The manager described Casper as a model footballer who had, previously, not gained any honour with his two clubs, Rotherham and Burnley. "Now he has achieved something and we are very happy for him," said Adamson.

He described Newton, who he said had been on the scrap heap before signing for Burnley, as the missing piece in the jigsaw.

That was followed by the players' party . It was gate crashed but 700 supporters at the Cats Whiskers, including some long haired louts as can be seen on the photograph. Impressionist Paul Melba provided the cabaret but it was Geoff Nulty and Eddie Cliff who stole the show with the rest of the first team squad as backing singers and one, who shall remain nameless, playing with his ukulele.

There was a surprise too for the staff as Jimmy Adamson, Joe Brown, Brian Miller, George Bray and Jimmy Holland all received gifts from the players.

It hadn't been such good news for former prolific goalscorer Willie Irvine who found himself in lumber with his club Halifax after playing in the John Angus testimonial. He hadn't been involved with the first team since the beginning of March but he was instructed to pull out of the game at Turf Moor and travel with the Halifax team to Walsall for a Third Division game.

He defied their orders and played at Burnley and as a result of his action was fined two weeks wages, a total of around £100, for what was described as a serious breach of club discipline.

Irvine said: "It meant a tremendous amount to me to play in the testimonial for John, who has been a great colleague to me and many other players at Burnley. I had not been in the Halifax team for about three months and I was not expected to play at Walsall.

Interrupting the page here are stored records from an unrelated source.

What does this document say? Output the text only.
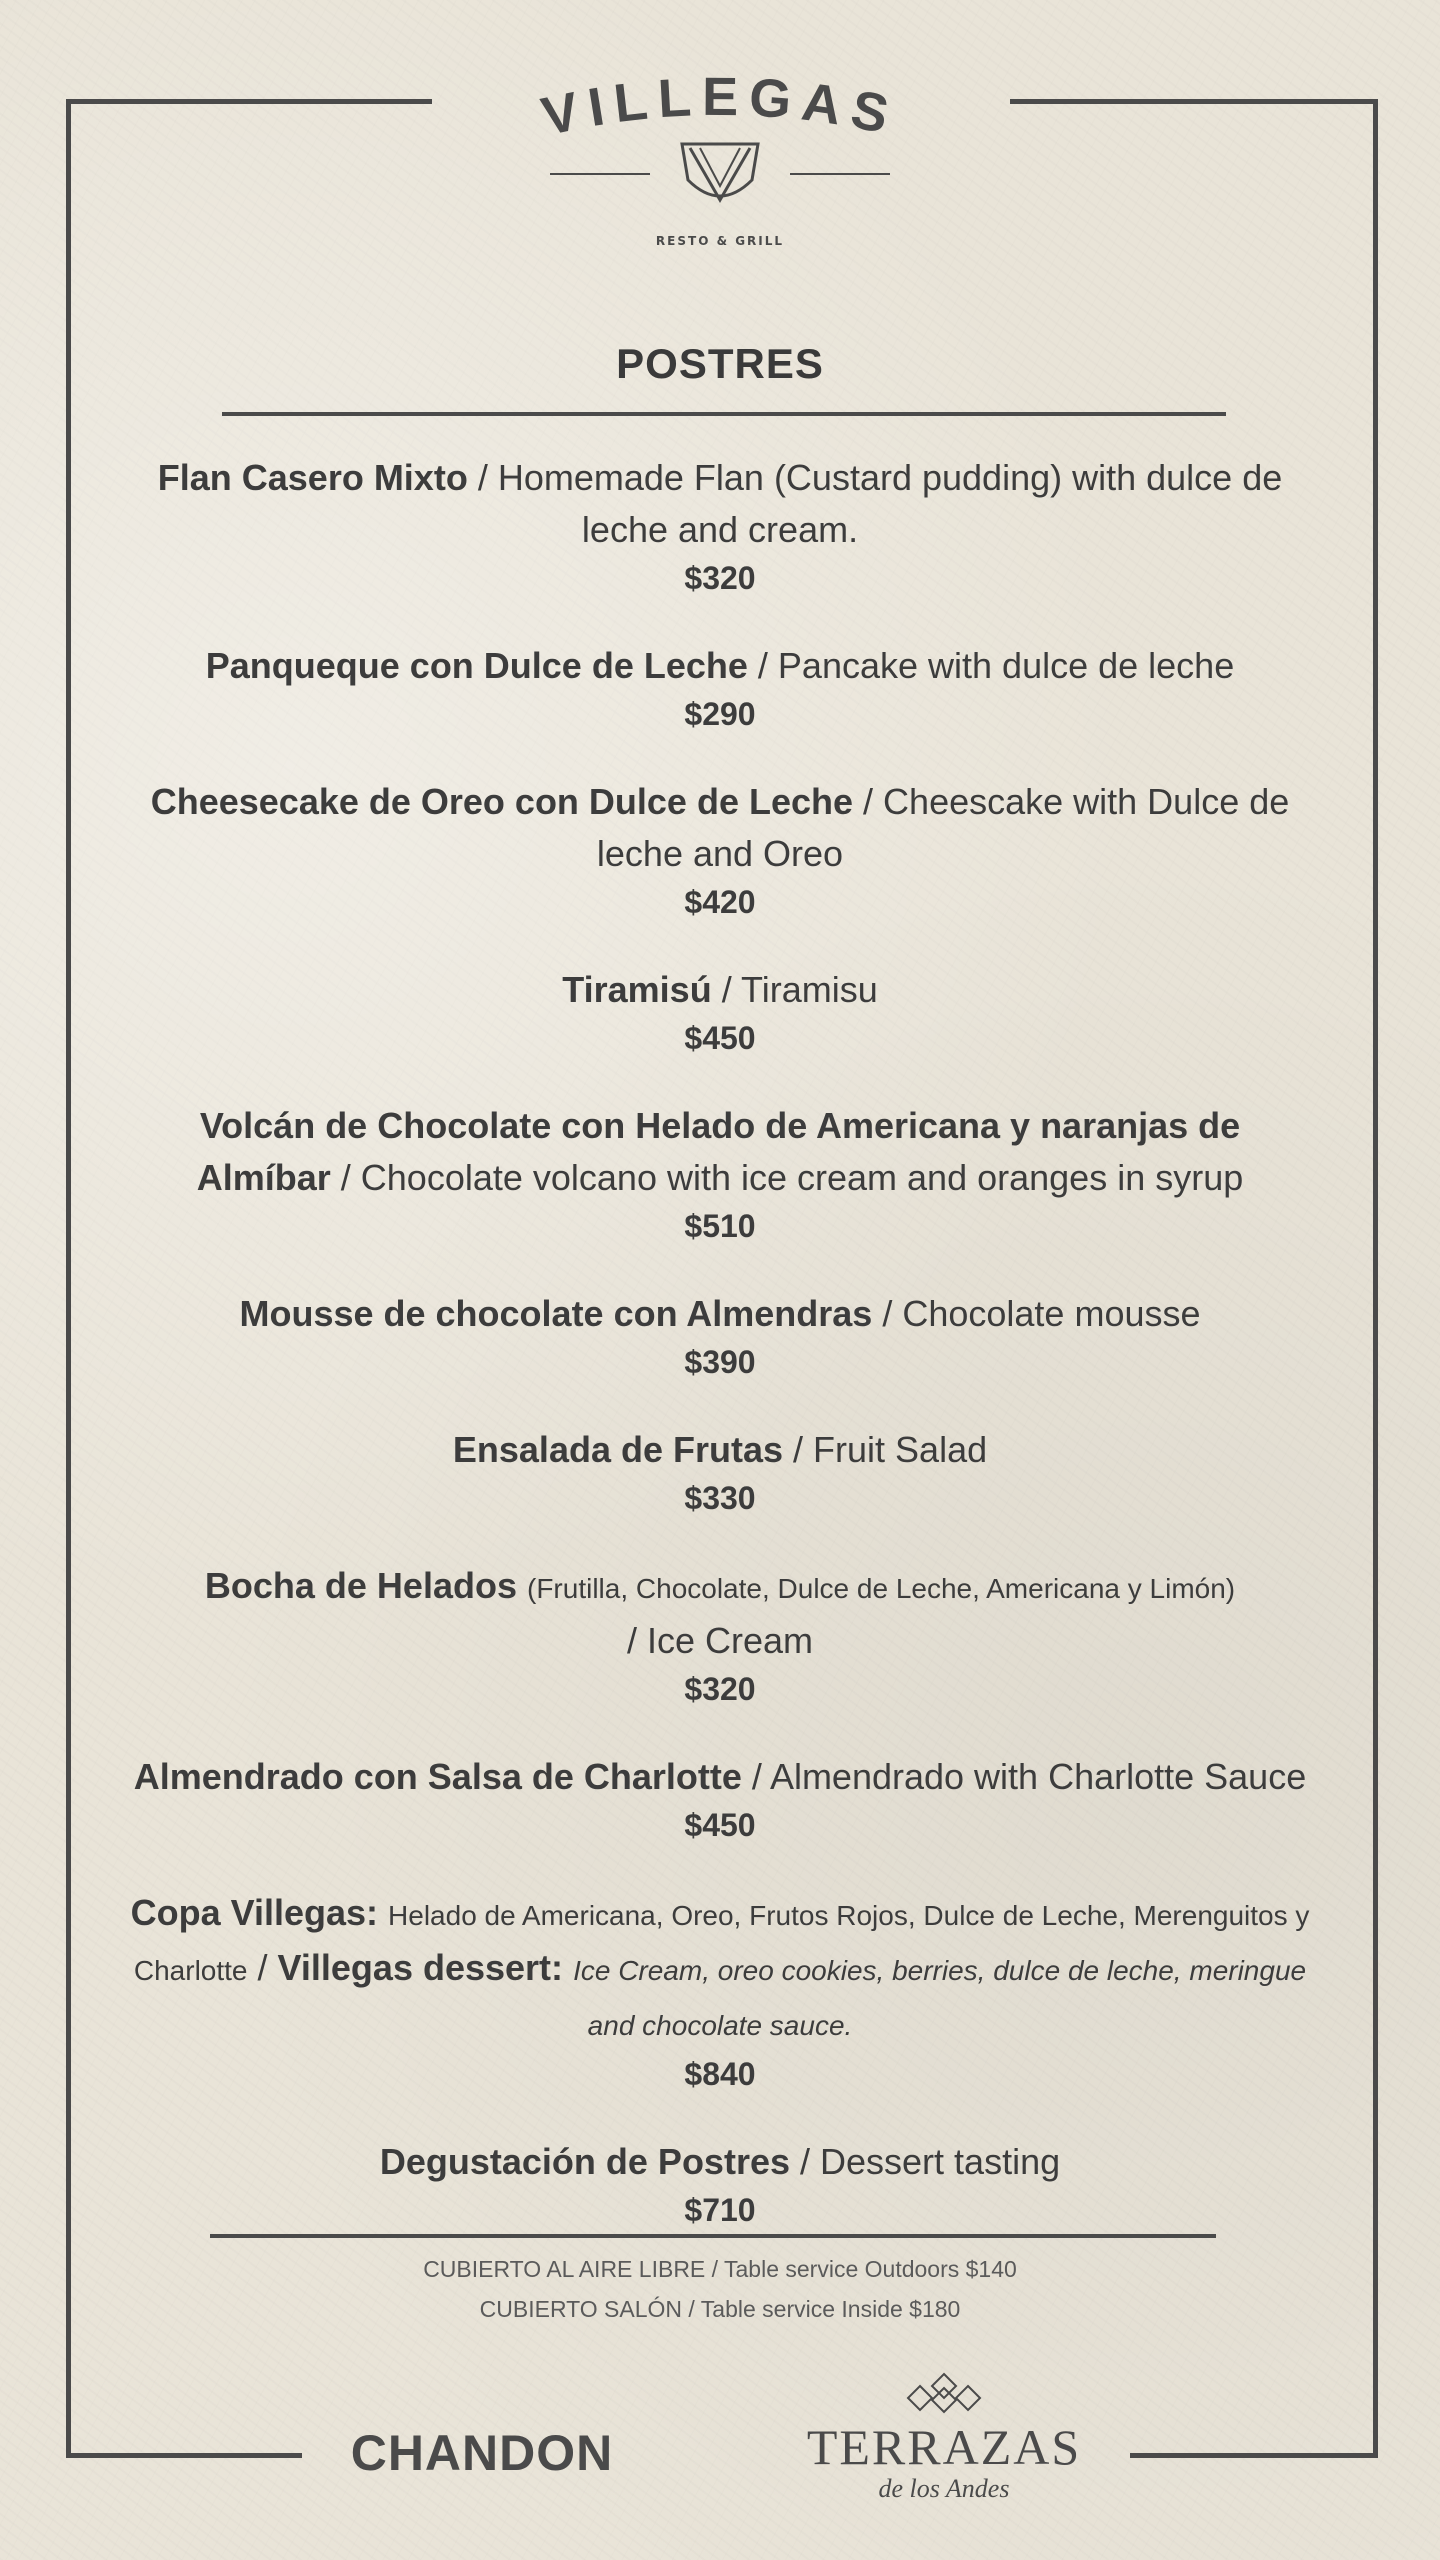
VILLEGAS
RESTO & GRILL
POSTRES
Flan Casero Mixto / Homemade Flan (Custard pudding) with dulce de leche and cream.
$320
Panqueque con Dulce de Leche / Pancake with dulce de leche
$290
Cheesecake de Oreo con Dulce de Leche / Cheescake with Dulce de leche and Oreo
$420
Tiramisú / Tiramisu
$450
Volcán de Chocolate con Helado de Americana y naranjas de Almíbar / Chocolate volcano with ice cream and oranges in syrup
$510
Mousse de chocolate con Almendras / Chocolate mousse
$390
Ensalada de Frutas / Fruit Salad
$330
Bocha de Helados (Frutilla, Chocolate, Dulce de Leche, Americana y Limón)
/ Ice Cream
$320
Almendrado con Salsa de Charlotte / Almendrado with Charlotte Sauce
$450
Copa Villegas: Helado de Americana, Oreo, Frutos Rojos, Dulce de Leche, Merenguitos y Charlotte / Villegas dessert: Ice Cream, oreo cookies, berries, dulce de leche, meringue and chocolate sauce.
$840
Degustación de Postres / Dessert tasting
$710
CUBIERTO AL AIRE LIBRE / Table service Outdoors $140
CUBIERTO SALÓN / Table service Inside $180
CHANDON	TERRAZAS
de los Andes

Guests at the players' party

"I went into this with both eyes open. I realised what would happen, but I have no regrets. If I had the choice I would do the same again."

Subsequently, Willie was released by Halifax, bringing to an end his Football League career at the age of 29.

Meanwhile, Adamson's team building was in progress and the manager confirmed that former Manchester United defender Willie Watson would be joining the Clarets when the players reported back for pre-season training.

A 24-year-old Scot from Motherwell he had been released by United and Adamson was impressed with the versatility of the player who could operate either at full back or in the centre of defence.

He was playing in the United States but Adamson confirmed he would be at Gawthorpe for pre-season and suggested it could be a trial period.

Having just won promotion, the Football League announced that they were about to make it easier for us to be relegated by changing the rules on promotion and relegation that had been in place for years.

At the time it was two up/two down between the First and Second Divisions, and similarly between the Second and Third Divisions, with a four up/four down rule between Divisions Three and Four.

A change in the relegation and promotion rules was being put in place to start immediately. It was to increase the numbers going up and down from two to three between those top three divisions.

Some clubs wanted it increasing to four all round, led by Derby who had put the proposition forward initially, but the compromise of three up/three down was agreed on. One year on from this the first team to be relegated from the First Division after finishing third from bottom was Southampton who finished above Manchester United and Norwich.